15 [Van Leeuwen 2013] See note 4 above.
16 [Van Leeuwen 2013] In the years 1579-1582 in Prague Möller made 36 drawings after the woodcuts of Albrecht Dürer’s so-called Small Passion series (Muzeum Narodowe w Gdańsku, RKDimages 235747).
17 [Gerson 1942/1983] Attributed to J. van Stalburch by F. Secker (Secker 1913, pp. 763-764). H. Schneider more convincingly connected the monogram to J. van Swanenburgh, who was indicted for these depictions by the Italian inquisition (Van Regteren Altena/Judson 1936, p. XIII). According to Drost, the work belongs to the school of A. Möller (Drost 1930, p. 128). [Van Leeuwen 2013] This painting is in fact by the hand of Jacob Isaacz. van Swanenburg, a painter from Leiden who visited Italy but who is not known to have been in Poland (Ekkart 1997, p. 127). However, it is not dated 1620 and was not donated to the Bartholomew church by a Polish merchent but donated to the museum by a Dr. Abraham of Berlin (Secker 1913); Gerson brought information concerning two paintings to bear on one work. See note 19 below.

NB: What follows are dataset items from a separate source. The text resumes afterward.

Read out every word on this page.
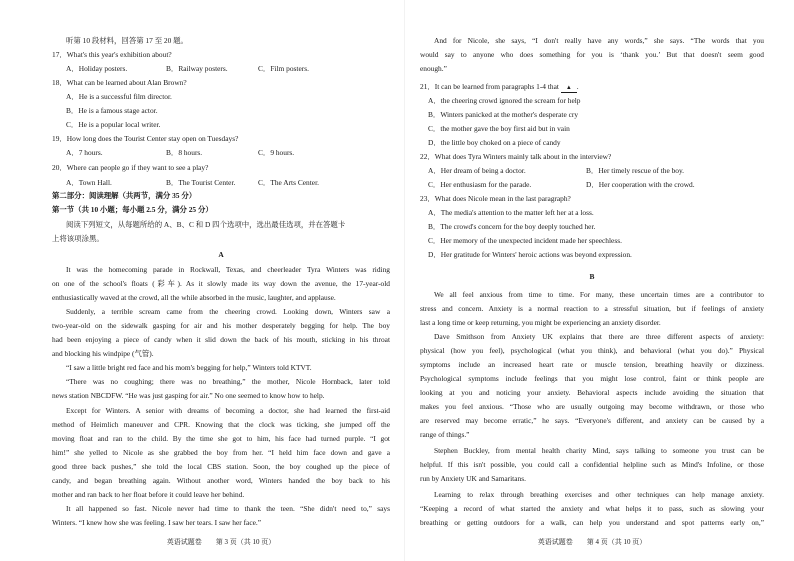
听第 10 段材料，回答第 17 至 20 题。
17．What's this year's exhibition about?
A．Holiday posters.	B．Railway posters.	C．Film posters.
18．What can be learned about Alan Brown?
A．He is a successful film director.
B．He is a famous stage actor.
C．He is a popular local writer.
19．How long does the Tourist Center stay open on Tuesdays?
A．7 hours.	B．8 hours.	C．9 hours.
20．Where can people go if they want to see a play?
A．Town Hall.	B．The Tourist Center.	C．The Arts Center.
第二部分：阅读理解（共两节，满分 35 分）
第一节（共 10 小题；每小题 2.5 分，满分 25 分）
阅读下列短文，从每题所给的 A、B、C 和 D 四个选项中，选出最佳选项，并在答题卡
上将该项涂黑。
A
It was the homecoming parade in Rockwall, Texas, and cheerleader Tyra Winters was riding
on one of the school's floats (彩车). As it slowly made its way down the avenue, the 17-year-old
enthusiastically waved at the crowd, all the while absorbed in the music, laughter, and applause.
Suddenly, a terrible scream came from the cheering crowd. Looking down, Winters saw a
two-year-old on the sidewalk gasping for air and his mother desperately begging for help. The boy
had been enjoying a piece of candy when it slid down the back of his mouth, sticking in his throat
and blocking his windpipe (气管).
“I saw a little bright red face and his mom's begging for help,” Winters told KTVT.
“There was no coughing; there was no breathing,” the mother, Nicole Hornback, later told
news station NBCDFW. “He was just gasping for air.” No one seemed to know how to help.
Except for Winters. A senior with dreams of becoming a doctor, she had learned the first-aid
method of Heimlich maneuver and CPR. Knowing that the clock was ticking, she jumped off the
moving float and ran to the child. By the time she got to him, his face had turned purple. “I got
him!” she yelled to Nicole as she grabbed the boy from her. “I held him face down and gave a
good three back pushes,” she told the local CBS station. Soon, the boy coughed up the piece of
candy, and began breathing again. Without another word, Winters handed the boy back to his
mother and ran back to her float before it could leave her behind.
It all happened so fast. Nicole never had time to thank the teen. “She didn't need to,” says
Winters. “I knew how she was feeling. I saw her tears. I saw her face.”
英语试题卷　　第 3 页（共 10 页）
And for Nicole, she says, “I don't really have any words,” she says. “The words that you
would say to anyone who does something for you is ‘thank you.’ But that doesn't seem good
enough.”
21．It can be learned from paragraphs 1-4 that ▲ .
A．the cheering crowd ignored the scream for help
B．Winters panicked at the mother's desperate cry
C．the mother gave the boy first aid but in vain
D．the little boy choked on a piece of candy
22．What does Tyra Winters mainly talk about in the interview?
A．Her dream of being a doctor.	B．Her timely rescue of the boy.
C．Her enthusiasm for the parade.	D．Her cooperation with the crowd.
23．What does Nicole mean in the last paragraph?
A．The media's attention to the matter left her at a loss.
B．The crowd's concern for the boy deeply touched her.
C．Her memory of the unexpected incident made her speechless.
D．Her gratitude for Winters' heroic actions was beyond expression.
B
We all feel anxious from time to time. For many, these uncertain times are a contributor to
stress and concern. Anxiety is a normal reaction to a stressful situation, but if feelings of anxiety
last a long time or keep returning, you might be experiencing an anxiety disorder.
Dave Smithson from Anxiety UK explains that there are three different aspects of anxiety:
physical (how you feel), psychological (what you think), and behavioral (what you do).” Physical
symptoms include an increased heart rate or muscle tension, breathing heavily or dizziness.
Psychological symptoms include feelings that you might lose control, faint or think people are
looking at you and noticing your anxiety. Behavioral aspects include avoiding the situation that
makes you feel anxious. “Those who are usually outgoing may become withdrawn, or those who
are reserved may become erratic,” he says. “Everyone's different, and anxiety can be caused by a
range of things.”
Stephen Buckley, from mental health charity Mind, says talking to someone you trust can be
helpful. If this isn't possible, you could call a confidential helpline such as Mind's Infoline, or those
run by Anxiety UK and Samaritans.
Learning to relax through breathing exercises and other techniques can help manage anxiety.
“Keeping a record of what started the anxiety and what helps it to pass, such as slowing your
breathing or getting outdoors for a walk, can help you understand and spot patterns early on,”
英语试题卷　　第 4 页（共 10 页）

18 [Van Leeuwen 2013] The painting, which a Polish merchant donated to the Bartholomew church in Danzig, was a picture on loan from a Berlin family to the Stadtmuseum in Danzig. Secker described it as follows: [...] we see a group of saints and allegorical figures standing around a bed, conforting a rich man who is dying; above, on clouds, Christ and angels with attributes of the crucifixion. A man, likely the patron and probably also the painter of the picture, kneels frontally in the left corner. But the entire right side depicts on much reduced scale a scene of hell with fantastic vengeance‘ ([..] sehen wir eine Gruppe von Heiligen und allegorischen Gestalten tröstend das Bett eines reichen Mannes umstehen, der im Sterben liegt; darüber auf Wolken Christus und Engel mit den Kreuzigungsattributen. Links in der Ecke kniet frontal ein Mann, wohl der Stifter, vielleicht auch der Maler des Bildes. Die ganze rechte Seite aber stellt in weitaus kleinerem Maßstab Höllenszenen in einem phantastischen Rachen dar […]’ (Secker 1913, pp. 763-764). From the description Sander Erkens recognized the subject as The Dying Man, comparable to the painting by Lucas Cranach the Elder in the Museum der Bildenden Künste in Leipzig (RKDimages 238884).
19 [Gerson 1942/1983] Gyssling 1917; Ehrenberg 1918, p. 181; Drost 1938, pp. 117-121.